Here’s Ra’s words about the NanoPoblano challenge. It’s about Poblanos/Cheerspeppers and the team:

The thing about the Poblanos is that it adds a family dimension to the entire project.  You will be constantly looking at a list of people who are going through the same struggle as you.  Some will be better writers.  Some will be funnier.  Some will have bigger audiences.

It won’t matter, though, because we’ll all be feeling the burn.

After walking through the fire together, it’s hard not to love each other.  We’re a team.  My Poblanos are my first point of contact for any activity I undertake– because I know they are committed to what they want, and to what they do.  No matter what they want, or why they do.

These are people I am proud to blog alongside.

I am proud to blog alongside her and others; most of all my readers!!!!!

This month, on the 23rd, my blogger galpal Linda from Litebeing.com invited me to participate in her month-long Sense-sational Blogging Challenge, and she suggested that I could use one of my NanoPoblano posts for her Sense-sational Challenge. So, at this point I was thinking, maybe I could pull this off, and use Linda’s challenge to be sure I get to the end. Thank you, Linda! Check out her blog for astrological musings, synchronicity, numerology, and more!
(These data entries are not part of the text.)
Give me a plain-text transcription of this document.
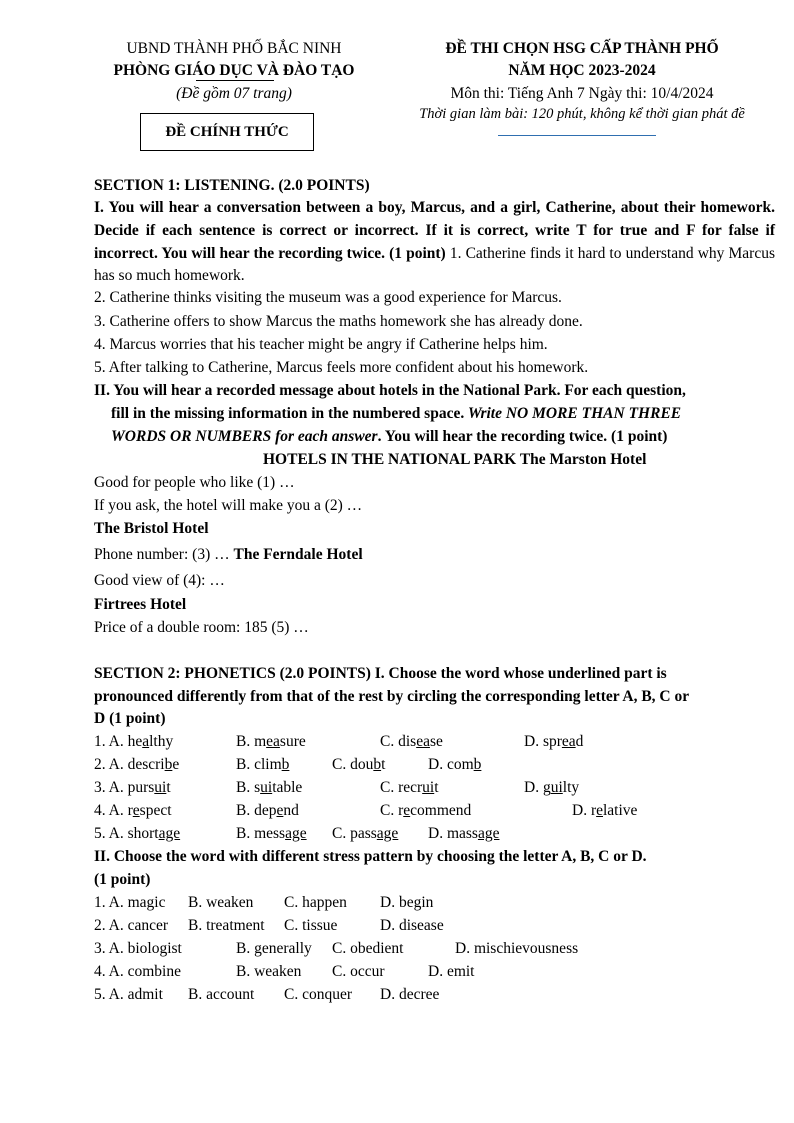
UBND THÀNH PHỐ BẮC NINH
PHÒNG GIÁO DỤC VÀ ĐÀO TẠO
(Đề gồm 07 trang)
ĐỀ CHÍNH THỨC
ĐỀ THI CHỌN HSG CẤP THÀNH PHỐ
NĂM HỌC 2023-2024
Môn thi: Tiếng Anh 7 Ngày thi: 10/4/2024
Thời gian làm bài: 120 phút, không kể thời gian phát đề
SECTION 1: LISTENING. (2.0 POINTS)
I. You will hear a conversation between a boy, Marcus, and a girl, Catherine, about their homework. Decide if each sentence is correct or incorrect. If it is correct, write T for true and F for false if incorrect. You will hear the recording twice. (1 point) 1. Catherine finds it hard to understand why Marcus has so much homework.
2. Catherine thinks visiting the museum was a good experience for Marcus.
3. Catherine offers to show Marcus the maths homework she has already done.
4. Marcus worries that his teacher might be angry if Catherine helps him.
5. After talking to Catherine, Marcus feels more confident about his homework.
II. You will hear a recorded message about hotels in the National Park. For each question,
fill in the missing information in the numbered space. Write NO MORE THAN THREE
WORDS OR NUMBERS for each answer. You will hear the recording twice. (1 point)
HOTELS IN THE NATIONAL PARK The Marston Hotel
Good for people who like (1) …
If you ask, the hotel will make you a (2) …
The Bristol Hotel
Phone number: (3) … The Ferndale Hotel
Good view of (4): …
Firtrees Hotel
Price of a double room: 185 (5) …
SECTION 2: PHONETICS (2.0 POINTS) I. Choose the word whose underlined part is
pronounced differently from that of the rest by circling the corresponding letter A, B, C or
D (1 point)
1. A. healthy	B. measure	C. disease	D. spread
2. A. describe	B. climb	C. doubt	D. comb
3. A. pursuit	B. suitable	C. recruit	D. guilty
4. A. respect	B. depend	C. recommend	D. relative
5. A. shortage	B. message C. passage D. massage
II. Choose the word with different stress pattern by choosing the letter A, B, C or D.
(1 point)
1. A. magic B. weaken C. happen D. begin
2. A. cancer B. treatment C. tissue	D. disease
3. A. biologist	B. generally C. obedient	D. mischievousness
4. A. combine	B. weaken C. occur	D. emit
5. A. admit B. account C. conquer D. decree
Of course, I have to also mention another dear blogging friend & wizard, Dewin, who participated in this challenge on the 29th, since I can’t link to anyone afterward – as I am taking up the caboose – here’s a link to Dewin’s written submission. You can also follow his amazingly well-written, witty, passionate, and truly epic poetry by following the links on his blog. If you haven’t already. 🙂

About my book: Art for Art, in my opinion it’s the best first and potentially only book I could/would have written. Included in it is a wonderfully well-written foreword by my dear friend and writer, Michael, from Embracing Forever. He’s really been a huge support to my writing, as another writer, and a marvelous writer at that! He’s blown me away with his talent, and I am anticipating his continued success!!

Finally, here’s a link to my posts for NanoPoblano, where you will see a lot of photography and writings, poetry, and musings mixed together with the astrology that underlies it all. I’ve put the posts all here in one nice, tidy, accessible place – including my “lead in” posts where I prepared for November’s challenge.

Let’s get spicy and do the thing in November!

The Day Before…

Tiny lighthouse

Tanka Poem

undaunted at dawn

rooted tree of the taurus full moon

november swirls

Little Ka, Amusement Park

Complaints from an angel

Resting Haiku

the sky provided

friendship

yin of evening

brownie i wonder

crosswalk closeup

smiling bodhisattva in the garden

lotus

being one with nature

tap the feet to the beat

beach surrender

desert yawn

Waxing Tropical

A rose’s aroma

Lines & Designs

Thanksgiving in so many forms

Triskelion & flower

The center

across time (and space)

The wave

rose alchemy

i want to guide you

My readers are soooo awesome and I cannot wait to catch up with you, especially these last few days, **WHEW**!  This daily posting for the month was a challenge for me, but I’m glad I did it. I’m not sure if I will do it again.

Thank you all for your loving, supportive comments. You really made a difference!!!

So what’s next?
I’m not sure, but I definitely have a lot of “off the blog” work to focus on and so I’m going to completely enjoy my December (and that means working on what I have to do and read your blogs when I can) and prepare for 2018. This November’s end is sort of a wrap up for me for the whole year, 2017. I’m proud of myself for doing this posting challenge for me. I like the delicious choices that I get to make in my many moments! My dedication to my regular meditation practice has also benefitted from this month’s crazy activity!

What will you do in December? Did you have a good time in November? What was 2017 like?